Berücksichtigung regionaler Potenziale und Erneuerbaren-Ziele durch regionalisierte Ausschreibungen?

Räumliche Verteilung der Nutzung von Windenergie und Photovoltaik vor und nach Einführung des Ausschreibungssystems

Abb. 1: Räumliche Verteilung der Nutzung von Windenergie und Photovoltaik vor und nach Einführung des Ausschreibungssystems

Als eher irreführend erweist sich das Argument, dass es regionalisierter Ausschreibungen bedarf, um die verfügbaren Flächenpotenziale in Süddeutschland zu nutzen. Es stimmt zwar: Sehr wahrscheinlich müssen auch Flächen in Süddeutschland in größerem Umfang bebaut werden, um die Energiewendeziele letztlich zu erreichen. Voraussetzung dafür ist jedoch zunächst, dass im Süden planerisch substanziell Flächen für die Windenergienutzung bereitgestellt werden. Dass dies nicht immer der Fall ist, zeigt das Beispiel Bayern (Stichwort 10H-Regelung). Insofern Flächen verfügbar sind, kann es dort in Zukunft auch mit dem gegenwärtigen Ausschreibungsregime zu einem Ausbau der Windenergie kommen. Damit ist jedenfalls zu rechnen, wenn die deutschlandweiten Ausschreibungsmengen adäquat fortgeschrieben und erhört werden und geeignete Standorte im Norden Deutschlands zunehmend knapp werden. Gunstlagen werden dann zuerst, Ungunstlagen zu höheren Preisen später genutzt.

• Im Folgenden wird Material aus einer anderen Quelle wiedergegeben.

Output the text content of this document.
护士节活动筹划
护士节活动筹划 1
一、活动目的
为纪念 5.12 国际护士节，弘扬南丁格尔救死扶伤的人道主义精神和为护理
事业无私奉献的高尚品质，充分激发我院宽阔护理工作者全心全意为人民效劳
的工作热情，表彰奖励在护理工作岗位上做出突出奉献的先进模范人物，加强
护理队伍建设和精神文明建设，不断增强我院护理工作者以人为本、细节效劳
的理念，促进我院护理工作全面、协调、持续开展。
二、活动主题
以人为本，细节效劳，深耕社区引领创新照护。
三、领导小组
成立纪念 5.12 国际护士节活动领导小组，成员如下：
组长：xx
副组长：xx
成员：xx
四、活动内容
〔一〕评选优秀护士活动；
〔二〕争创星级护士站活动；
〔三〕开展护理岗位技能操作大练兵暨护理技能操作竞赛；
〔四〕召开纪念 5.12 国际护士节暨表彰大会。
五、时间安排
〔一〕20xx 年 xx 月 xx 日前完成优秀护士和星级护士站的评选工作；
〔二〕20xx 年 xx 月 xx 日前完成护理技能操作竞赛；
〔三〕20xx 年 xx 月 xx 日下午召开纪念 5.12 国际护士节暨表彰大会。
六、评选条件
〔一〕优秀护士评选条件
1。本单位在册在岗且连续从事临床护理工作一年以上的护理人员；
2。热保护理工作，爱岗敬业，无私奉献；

Wird hingegen (zu Recht) beklagt, dass der deutschlandweite Ausbau der Windenergie nicht im notwendigen Maße erfolgt, muss eine Diskussion über die verlässliche Entwicklung und Höhe der Ausschreibungsmengen (und ggf. auch die Höchstpreise sowie die Leistungsfähigkeit des Instruments selbst) geführt werden, eine weitere Regionalisierung der Ausschreibungen hilft hier nicht weiter. Gegebenenfalls könnte jedoch eine Anpassung des Referenzertragsmodells geprüft werden. Ein maßgeblicher Anteil der Standorte im Süden Deutschlands weist nämlich Winderträge von unter 70 % des Referenzertrags auf. Für diese Standorte sieht das Referenzertragsmodell gegenwärtig keine zusätzlichen Anpassungen der Gebotswerte mehr vor.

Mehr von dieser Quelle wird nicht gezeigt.